Volunteers needed to protect rare seabirds in Northumberland

A Northumberland bird protection scheme is looking for volunteers to help vulnerable nesting shorebirds this summer.

Tuesday, 12th April 2016, 10:23 am
Updated Tuesday, 12th April 2016, 11:27 am
A little tern and chicks

The plea has come from the Northumberland Little Tern Project which protects endangered little terns, ringed plovers and oystercatchers.

Little terns spend their winter on the west coast of Africa and return to our coastline at the end of April. These rare birds nest on the beach along with other shorebirds and are very susceptible to disturbance.

In Northumberland, little terns are predominantly found on the National Trust Long Nanny site at Beadnell beach and Natural England’s Lindisfarne National Nature Reserve (NNR), which stretches from Budle Bay to Berwick.

The Northumberland Little Tern Project is a partnership between the National Trust, Natural England, RSPB and the Northumberland Coast Area of Outstanding Natural Beauty, which provides additional funding to the sites that Natural England and the National Trust have been protecting for many years. With this support, extra seasonal staff help protect the sites, provide new information signs and additional fencing to enclose nesting areas.

Chantal Macleod-Nolan, EU LIFE Little Tern Project co-ordinator, said: “Last year, we had a really good outcome with 44 pairs of little terns nesting on the Northumberland coast and 52 chicks fledging by the end of the season.

"The terns had a difficult summer with high tides, human disturbance and persistent predators, and only persevered due to the continued efforts of nine staff and a team of 20 dedicated volunteers working around the clock across both sites. Without this hard-working team, we wouldn’t be able to protect these birds and as a result, volunteer recruitment is crucial to the little tern’s breeding success again this summer.”

Volunteers are essential for the protection of our breeding shorebirds, as engaging beach-users about the significance of the fenced off areas and the importance for dog-walkers to keep their dogs on leads makes a huge difference to the breeding success of these small visitors. The observational research data collected by these volunteers also contributes to a wider national shorebird protection scheme, with the information used to further the protection of these sensitive birds.

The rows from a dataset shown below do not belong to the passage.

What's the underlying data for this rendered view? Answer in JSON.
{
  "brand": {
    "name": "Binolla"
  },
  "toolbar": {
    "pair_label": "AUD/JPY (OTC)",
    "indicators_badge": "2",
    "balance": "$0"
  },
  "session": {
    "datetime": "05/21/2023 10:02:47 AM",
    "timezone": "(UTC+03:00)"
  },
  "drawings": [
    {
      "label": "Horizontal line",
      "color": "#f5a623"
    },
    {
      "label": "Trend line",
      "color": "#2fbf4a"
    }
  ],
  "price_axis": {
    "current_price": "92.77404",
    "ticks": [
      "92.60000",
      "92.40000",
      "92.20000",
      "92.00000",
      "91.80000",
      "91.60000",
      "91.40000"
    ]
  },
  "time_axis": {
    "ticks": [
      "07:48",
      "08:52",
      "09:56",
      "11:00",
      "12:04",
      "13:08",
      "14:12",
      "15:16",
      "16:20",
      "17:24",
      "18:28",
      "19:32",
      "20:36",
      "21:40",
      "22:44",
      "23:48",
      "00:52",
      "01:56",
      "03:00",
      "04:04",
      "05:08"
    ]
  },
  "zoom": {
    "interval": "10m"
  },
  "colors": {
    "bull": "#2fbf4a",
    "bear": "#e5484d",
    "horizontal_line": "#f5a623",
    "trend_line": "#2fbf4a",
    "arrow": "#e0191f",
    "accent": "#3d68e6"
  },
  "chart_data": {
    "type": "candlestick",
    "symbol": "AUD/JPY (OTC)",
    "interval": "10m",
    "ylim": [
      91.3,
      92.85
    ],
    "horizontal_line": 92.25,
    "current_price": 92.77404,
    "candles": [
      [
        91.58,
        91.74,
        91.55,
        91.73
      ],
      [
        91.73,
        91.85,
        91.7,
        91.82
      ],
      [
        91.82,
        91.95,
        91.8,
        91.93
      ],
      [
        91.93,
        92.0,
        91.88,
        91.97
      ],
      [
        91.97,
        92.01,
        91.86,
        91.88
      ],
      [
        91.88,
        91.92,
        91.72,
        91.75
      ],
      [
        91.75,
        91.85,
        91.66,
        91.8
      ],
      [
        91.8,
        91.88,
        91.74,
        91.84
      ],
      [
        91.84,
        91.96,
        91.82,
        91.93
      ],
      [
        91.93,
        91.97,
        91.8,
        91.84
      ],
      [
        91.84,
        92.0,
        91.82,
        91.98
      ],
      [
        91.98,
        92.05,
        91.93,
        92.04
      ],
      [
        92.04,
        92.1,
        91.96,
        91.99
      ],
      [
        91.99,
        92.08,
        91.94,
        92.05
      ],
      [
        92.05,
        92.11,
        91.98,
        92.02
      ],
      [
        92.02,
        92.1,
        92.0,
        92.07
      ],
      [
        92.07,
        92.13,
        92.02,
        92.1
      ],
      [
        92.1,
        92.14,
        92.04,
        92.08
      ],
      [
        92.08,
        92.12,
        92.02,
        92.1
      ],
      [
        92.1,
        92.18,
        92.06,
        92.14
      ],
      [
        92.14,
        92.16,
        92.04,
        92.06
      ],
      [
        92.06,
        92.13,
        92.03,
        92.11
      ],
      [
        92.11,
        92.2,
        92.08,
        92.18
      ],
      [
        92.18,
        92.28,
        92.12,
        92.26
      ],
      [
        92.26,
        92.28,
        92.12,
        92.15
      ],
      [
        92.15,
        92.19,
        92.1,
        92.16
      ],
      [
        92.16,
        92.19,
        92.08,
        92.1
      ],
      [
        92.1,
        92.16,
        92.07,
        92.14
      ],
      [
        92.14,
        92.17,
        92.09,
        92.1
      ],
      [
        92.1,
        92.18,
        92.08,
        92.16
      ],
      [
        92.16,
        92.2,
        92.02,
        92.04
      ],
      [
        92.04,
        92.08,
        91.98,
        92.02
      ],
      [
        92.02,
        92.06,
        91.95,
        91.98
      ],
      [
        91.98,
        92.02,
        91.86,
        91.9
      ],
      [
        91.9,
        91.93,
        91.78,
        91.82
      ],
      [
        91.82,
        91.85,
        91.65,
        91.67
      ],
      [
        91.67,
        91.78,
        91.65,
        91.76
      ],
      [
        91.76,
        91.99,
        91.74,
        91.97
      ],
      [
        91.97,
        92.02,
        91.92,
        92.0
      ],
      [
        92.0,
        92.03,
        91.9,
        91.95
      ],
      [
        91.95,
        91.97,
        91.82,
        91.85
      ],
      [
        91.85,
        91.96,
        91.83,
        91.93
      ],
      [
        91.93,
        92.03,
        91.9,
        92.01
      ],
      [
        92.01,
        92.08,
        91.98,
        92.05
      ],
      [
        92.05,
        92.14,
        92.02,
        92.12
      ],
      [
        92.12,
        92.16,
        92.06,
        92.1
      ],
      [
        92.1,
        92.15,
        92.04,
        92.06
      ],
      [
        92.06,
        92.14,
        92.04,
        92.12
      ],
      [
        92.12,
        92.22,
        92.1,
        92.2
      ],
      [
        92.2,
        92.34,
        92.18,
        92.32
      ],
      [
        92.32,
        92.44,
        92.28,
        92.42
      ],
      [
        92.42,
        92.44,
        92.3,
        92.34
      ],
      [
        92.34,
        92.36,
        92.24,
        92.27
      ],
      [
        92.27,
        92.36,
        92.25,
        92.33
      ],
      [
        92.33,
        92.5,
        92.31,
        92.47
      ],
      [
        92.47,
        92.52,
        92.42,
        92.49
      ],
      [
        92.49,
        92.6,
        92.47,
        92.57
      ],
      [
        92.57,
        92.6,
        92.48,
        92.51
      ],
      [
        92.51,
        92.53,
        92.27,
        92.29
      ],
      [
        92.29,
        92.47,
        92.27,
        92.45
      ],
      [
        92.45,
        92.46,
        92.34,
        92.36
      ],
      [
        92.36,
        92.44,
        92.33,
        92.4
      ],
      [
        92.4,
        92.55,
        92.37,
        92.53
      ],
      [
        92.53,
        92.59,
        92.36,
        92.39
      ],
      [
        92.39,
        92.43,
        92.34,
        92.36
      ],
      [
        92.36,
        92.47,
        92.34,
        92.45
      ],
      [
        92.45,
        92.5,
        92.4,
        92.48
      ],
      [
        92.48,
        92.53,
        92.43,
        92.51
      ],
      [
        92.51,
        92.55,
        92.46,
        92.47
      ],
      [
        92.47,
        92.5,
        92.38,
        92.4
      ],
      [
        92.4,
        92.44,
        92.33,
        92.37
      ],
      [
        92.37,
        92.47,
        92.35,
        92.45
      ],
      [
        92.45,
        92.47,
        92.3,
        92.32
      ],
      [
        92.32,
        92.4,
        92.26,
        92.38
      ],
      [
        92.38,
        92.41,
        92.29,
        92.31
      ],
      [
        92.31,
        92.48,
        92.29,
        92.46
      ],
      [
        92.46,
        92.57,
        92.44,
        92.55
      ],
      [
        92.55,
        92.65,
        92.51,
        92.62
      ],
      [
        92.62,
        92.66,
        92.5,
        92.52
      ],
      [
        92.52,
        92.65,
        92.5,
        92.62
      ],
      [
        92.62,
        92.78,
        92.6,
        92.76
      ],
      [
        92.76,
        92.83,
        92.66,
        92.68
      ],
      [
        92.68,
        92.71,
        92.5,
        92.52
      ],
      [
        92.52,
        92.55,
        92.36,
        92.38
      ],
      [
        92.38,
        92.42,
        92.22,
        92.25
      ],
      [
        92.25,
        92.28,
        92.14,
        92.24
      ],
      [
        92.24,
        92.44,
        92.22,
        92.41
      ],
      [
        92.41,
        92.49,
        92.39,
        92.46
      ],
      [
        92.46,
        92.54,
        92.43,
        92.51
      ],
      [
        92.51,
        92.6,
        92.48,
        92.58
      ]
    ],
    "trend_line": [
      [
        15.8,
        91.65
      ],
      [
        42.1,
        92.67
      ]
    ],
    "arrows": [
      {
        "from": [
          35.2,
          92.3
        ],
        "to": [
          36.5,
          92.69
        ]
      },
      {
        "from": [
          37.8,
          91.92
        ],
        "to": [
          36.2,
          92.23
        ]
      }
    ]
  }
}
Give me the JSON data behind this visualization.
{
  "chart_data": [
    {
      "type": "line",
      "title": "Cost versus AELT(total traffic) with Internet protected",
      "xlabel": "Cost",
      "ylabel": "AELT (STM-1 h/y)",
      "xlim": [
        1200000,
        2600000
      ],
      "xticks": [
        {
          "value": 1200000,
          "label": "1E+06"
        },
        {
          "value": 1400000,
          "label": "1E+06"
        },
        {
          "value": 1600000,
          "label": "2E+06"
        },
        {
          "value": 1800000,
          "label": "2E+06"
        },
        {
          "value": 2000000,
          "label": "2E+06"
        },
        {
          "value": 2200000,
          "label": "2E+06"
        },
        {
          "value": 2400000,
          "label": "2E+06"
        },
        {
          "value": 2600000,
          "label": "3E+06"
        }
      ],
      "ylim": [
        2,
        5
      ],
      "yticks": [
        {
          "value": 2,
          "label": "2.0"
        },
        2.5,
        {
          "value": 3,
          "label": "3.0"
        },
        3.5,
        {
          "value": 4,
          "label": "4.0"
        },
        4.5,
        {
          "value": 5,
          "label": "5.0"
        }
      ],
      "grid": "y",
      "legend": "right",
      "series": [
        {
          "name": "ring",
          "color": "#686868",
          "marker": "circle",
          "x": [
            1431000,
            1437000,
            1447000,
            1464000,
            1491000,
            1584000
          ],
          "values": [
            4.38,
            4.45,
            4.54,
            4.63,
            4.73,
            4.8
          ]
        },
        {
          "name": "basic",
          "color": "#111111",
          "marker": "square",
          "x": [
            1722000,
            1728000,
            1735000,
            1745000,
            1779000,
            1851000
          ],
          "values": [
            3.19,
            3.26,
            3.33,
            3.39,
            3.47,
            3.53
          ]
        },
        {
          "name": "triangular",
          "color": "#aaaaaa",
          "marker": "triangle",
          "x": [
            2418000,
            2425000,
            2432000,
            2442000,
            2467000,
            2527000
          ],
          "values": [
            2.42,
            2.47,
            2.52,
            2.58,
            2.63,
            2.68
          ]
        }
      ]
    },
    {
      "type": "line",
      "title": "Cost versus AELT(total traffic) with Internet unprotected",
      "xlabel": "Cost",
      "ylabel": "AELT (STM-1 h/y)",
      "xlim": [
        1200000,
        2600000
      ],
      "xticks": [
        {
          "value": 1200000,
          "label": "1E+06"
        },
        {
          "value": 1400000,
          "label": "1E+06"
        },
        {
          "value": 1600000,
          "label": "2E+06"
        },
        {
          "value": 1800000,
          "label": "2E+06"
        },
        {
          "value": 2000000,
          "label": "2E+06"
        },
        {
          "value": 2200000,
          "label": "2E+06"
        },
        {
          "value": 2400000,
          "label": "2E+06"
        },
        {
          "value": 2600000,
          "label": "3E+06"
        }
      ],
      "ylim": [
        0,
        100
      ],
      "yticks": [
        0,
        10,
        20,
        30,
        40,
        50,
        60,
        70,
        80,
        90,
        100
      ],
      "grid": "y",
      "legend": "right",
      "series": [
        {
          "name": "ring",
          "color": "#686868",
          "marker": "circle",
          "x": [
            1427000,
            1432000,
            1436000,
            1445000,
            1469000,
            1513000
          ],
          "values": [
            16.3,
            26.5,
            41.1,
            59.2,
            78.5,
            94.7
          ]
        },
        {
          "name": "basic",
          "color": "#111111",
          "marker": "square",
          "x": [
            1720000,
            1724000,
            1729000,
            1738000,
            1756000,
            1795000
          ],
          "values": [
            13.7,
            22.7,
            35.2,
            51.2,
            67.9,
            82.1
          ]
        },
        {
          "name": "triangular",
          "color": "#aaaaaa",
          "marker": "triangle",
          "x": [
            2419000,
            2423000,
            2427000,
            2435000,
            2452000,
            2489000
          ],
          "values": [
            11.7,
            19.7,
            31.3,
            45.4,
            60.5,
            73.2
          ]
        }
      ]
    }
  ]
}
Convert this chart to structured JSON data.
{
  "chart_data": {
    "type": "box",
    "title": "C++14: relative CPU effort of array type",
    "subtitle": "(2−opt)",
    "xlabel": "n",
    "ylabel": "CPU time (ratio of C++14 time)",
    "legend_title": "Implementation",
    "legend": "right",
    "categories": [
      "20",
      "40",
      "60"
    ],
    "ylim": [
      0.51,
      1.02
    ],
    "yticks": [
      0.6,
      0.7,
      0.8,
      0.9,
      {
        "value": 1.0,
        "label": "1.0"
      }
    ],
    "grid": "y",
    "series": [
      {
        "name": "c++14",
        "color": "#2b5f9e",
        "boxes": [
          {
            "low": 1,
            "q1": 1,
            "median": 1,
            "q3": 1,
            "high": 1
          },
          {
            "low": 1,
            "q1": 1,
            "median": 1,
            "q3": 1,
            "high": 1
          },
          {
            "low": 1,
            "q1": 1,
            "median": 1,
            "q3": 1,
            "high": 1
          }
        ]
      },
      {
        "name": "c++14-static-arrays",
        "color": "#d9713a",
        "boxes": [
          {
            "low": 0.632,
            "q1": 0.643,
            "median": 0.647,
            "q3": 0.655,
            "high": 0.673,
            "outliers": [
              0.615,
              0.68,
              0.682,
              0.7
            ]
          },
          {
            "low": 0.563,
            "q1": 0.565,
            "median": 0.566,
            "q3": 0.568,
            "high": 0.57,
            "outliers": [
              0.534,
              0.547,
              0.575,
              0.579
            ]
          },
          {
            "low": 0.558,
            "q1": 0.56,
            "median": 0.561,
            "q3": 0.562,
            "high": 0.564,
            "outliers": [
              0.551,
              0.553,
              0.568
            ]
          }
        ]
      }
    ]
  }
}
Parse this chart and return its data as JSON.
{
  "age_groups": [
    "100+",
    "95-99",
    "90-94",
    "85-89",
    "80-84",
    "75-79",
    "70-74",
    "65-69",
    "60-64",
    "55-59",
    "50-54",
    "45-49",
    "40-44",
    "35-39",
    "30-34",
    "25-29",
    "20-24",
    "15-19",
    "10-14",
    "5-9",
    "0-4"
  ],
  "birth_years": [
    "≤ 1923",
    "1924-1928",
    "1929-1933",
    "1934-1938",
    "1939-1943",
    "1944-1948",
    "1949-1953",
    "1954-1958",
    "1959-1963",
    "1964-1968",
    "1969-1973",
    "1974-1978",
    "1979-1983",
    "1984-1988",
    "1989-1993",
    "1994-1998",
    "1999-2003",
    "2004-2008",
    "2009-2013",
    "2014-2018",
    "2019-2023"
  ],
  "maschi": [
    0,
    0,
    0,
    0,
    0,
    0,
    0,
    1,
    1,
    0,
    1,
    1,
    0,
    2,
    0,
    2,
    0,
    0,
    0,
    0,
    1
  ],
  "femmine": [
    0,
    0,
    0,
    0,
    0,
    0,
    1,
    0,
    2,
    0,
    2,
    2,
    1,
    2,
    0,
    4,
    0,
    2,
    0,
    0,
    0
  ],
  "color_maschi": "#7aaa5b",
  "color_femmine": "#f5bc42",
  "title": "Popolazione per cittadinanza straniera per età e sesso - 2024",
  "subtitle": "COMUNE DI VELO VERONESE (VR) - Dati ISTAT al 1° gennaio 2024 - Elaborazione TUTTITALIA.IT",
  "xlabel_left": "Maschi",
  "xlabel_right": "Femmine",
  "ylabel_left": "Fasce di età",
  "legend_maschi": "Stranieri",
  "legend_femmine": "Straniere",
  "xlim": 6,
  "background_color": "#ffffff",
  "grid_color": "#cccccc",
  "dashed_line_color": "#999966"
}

The enthusiastic team of wardens and volunteers monitor the shorebirds throughout the breeding season and raise public awareness, all while enjoying the stunning Northumberland coast.

The Northumberland Little Tern Project is hosting a volunteer information meeting on Friday, April 22, between 10.30am and 12.30pm at the National Trust Office, Low Newton by the Sea. (Directions: Take a left after the Tin Church, Newton Point, Alnwick, NE66 3EL.)

To book a place, email [email protected] or call Natural England on 01289 381470 or the National Trust on 01665 576874.

The Northumberland Little Tern Project is one of 11 initiatives across the UK, which together form the EU LIFE Little Tern Recovery Project. This also includes a project in County Durham to protect the little tern colony at Crimdon Dene.This EU LIFE funded UK-wide Project - involving 10 partners - will lay the foundations for the long-term recovery of the little tern in the UK by increasing numbers of breeding pairs and productivity, identifying long-term plans for conservation and increasing public awareness and support.